Nein, eine reine Theologen-Veranstaltung ist die Europa-Akademie für Religionen nicht. Das wird im Gespräch mit Akademie-Präsident Hans-Peter Großhans direkt betont. Auch Psychologinnen und Politikwissenschaftler sind nach Münster gereist, um Vorträge über die Rolle von Religion im 21. Jahrhundert zu halten. Es ist das erste Mal, dass die Akademie in Deutschland tagt, gegründet wurde sie vor vier Jahren. Vorbild ist die „American Academy of Religion“, die auf eine über hundertjährige Geschichte zurückblickt und mit rund 15000 Teilnehmern in den Vereinigten Staaten regelmäßig Mega-Events veranstaltet. Von solchen Zahlen ist man in Münster weit entfernt. Und auch sonst scheint die Veranstaltung für viele unter dem Radar zu liegen.

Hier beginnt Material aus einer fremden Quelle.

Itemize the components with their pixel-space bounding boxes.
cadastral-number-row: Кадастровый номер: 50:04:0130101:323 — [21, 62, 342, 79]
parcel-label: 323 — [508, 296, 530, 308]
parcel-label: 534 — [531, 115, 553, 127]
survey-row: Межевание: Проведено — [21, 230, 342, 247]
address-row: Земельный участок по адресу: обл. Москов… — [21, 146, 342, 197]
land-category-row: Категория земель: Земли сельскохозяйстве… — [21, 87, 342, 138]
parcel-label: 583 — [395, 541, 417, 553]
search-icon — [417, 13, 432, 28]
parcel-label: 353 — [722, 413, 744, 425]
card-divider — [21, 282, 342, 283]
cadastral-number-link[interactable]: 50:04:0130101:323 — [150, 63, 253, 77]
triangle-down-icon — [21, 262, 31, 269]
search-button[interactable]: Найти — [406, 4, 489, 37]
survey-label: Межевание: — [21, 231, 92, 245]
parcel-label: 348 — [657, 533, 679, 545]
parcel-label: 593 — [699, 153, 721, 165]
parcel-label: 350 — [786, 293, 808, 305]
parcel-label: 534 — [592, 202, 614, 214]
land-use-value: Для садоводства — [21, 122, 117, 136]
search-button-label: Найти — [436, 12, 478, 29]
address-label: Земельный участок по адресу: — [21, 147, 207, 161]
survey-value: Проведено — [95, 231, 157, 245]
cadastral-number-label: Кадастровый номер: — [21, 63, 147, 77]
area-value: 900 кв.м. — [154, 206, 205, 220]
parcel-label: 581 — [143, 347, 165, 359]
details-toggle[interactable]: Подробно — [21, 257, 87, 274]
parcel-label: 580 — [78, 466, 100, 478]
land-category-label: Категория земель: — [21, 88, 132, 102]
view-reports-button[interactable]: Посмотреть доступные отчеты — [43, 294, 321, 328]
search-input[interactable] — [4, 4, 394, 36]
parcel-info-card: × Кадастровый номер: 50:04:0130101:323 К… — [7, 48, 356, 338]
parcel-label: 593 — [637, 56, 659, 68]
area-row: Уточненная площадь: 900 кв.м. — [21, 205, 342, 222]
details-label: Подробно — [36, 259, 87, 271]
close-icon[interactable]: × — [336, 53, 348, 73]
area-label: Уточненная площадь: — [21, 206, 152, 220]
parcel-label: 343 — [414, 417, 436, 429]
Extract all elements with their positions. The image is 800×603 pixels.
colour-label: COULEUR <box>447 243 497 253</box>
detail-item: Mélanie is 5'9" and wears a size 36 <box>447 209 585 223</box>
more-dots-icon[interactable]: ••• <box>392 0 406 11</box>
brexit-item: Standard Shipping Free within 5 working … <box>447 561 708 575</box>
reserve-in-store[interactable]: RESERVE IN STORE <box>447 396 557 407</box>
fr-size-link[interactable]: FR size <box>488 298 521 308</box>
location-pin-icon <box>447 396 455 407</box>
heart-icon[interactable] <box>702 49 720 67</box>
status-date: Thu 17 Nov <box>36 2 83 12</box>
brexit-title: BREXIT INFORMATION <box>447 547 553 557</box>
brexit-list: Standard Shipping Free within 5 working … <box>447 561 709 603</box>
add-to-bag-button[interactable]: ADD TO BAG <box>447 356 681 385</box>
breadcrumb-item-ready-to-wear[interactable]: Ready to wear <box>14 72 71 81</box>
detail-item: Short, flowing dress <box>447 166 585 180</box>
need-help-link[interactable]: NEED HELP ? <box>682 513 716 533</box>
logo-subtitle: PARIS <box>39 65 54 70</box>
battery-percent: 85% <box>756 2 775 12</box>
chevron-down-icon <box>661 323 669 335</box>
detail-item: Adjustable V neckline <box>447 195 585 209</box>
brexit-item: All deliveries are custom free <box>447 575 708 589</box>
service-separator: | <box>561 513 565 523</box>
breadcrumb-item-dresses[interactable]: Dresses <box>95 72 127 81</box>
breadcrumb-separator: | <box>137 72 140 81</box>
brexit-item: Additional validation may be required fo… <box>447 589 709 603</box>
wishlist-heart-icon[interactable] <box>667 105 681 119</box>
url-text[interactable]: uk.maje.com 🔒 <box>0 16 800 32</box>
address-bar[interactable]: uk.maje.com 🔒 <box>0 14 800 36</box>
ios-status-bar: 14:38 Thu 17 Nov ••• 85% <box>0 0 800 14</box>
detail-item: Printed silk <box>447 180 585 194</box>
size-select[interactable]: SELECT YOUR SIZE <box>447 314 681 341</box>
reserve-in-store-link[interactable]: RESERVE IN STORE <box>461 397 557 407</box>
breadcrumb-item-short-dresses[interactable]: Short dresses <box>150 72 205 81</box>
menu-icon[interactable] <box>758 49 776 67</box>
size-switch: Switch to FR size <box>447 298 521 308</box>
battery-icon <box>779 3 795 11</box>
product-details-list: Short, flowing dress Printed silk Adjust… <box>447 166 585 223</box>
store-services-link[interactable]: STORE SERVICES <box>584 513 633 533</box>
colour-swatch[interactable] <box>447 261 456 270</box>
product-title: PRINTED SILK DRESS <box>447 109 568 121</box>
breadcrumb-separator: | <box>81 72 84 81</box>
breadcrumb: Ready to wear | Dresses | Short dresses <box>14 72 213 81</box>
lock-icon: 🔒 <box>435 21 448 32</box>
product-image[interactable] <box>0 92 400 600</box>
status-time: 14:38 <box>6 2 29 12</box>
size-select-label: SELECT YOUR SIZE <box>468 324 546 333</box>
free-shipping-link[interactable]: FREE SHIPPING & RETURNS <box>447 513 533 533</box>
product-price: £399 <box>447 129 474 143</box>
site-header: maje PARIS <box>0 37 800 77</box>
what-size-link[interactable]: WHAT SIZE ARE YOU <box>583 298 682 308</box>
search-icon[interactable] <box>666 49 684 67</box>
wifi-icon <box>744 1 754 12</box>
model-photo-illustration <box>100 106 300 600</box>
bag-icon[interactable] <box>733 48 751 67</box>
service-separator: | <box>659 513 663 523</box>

Religion – Fels in der Brandung?
In Europa greife eine Art „religiöses Analphabetentum“ um sich, Glaubensthemen seien für viele inzwischen eine Art Tabu-Thema, erklärt Großhans das fehlende Interesse einer breiten Öffentlichkeit. „Die Leute wissen häufig nicht einmal, was eigentlich die Mitglieder der eigenen Religion glauben und was der Sinn von Ritualen ist.“ Doch wer die eigenen religiösen Wurzeln nicht kennt, tut sich auch schwer, Toleranz für andere Glaubenswelten zu entwickeln, die in einem pluralistischen Europa inzwischen schon längst Teil des Alltags sind.
Schon der Titel der diesjährigen Europa-Akademie sorgt teilweise für Verwirrung. Die Veranstaltung steht unter dem Motto „Religion und Wandel“ – für manche ein scheinbares Oxymoron. „Es gibt den Eindruck, dass die Religionen inmitten des sich permanent wandelnden Zeitgeistes der Fels in der Brandung sind“, so Großhans. Religion als Garant des Status quo, von antiquierten Rollenzuschreibungen und Machtverhältnissen? Dieses Vorurteil greift zu kurz. In vielen Weltregionen war und ist die Kirche Vordenker in sozialen Fragen, treibt gesellschaftliche Debatten an, wird zur Kraft des Wandels.
In guter Tradition
Auch in Deutschland muss man nicht weit zurückgehen, um sich zu erinnern, dass die Kirchen einmal Treiber von gesellschaftlichen Entwicklungen waren. Schon in den 1970er-Jahren begannen sie, sich für ein neues Umweltbewusstsein einzusetzen. Damals war das eine kleine Sensation. Heute gibt es einen Papst, der Umweltenzykliken schreibt und den Mächtigen der Welt ins ökologische Gewissen redet. Wandel, Veränderung, Entwicklung waren immer schon christlich. Genauso christlich ist es, sich zu Diskussionen zu treffen und im fairen Austausch nach den richtigen Wegen zu suchen, den Glauben zu leben. Die Europa-Akademie steht also in einer guten Tradition. Verglichen mit dem großen amerikanischen Vorbild ist sie noch ganz am Anfang, aber sie kann wachsen – die Hoffnung bleibt. Auch das ist christlich.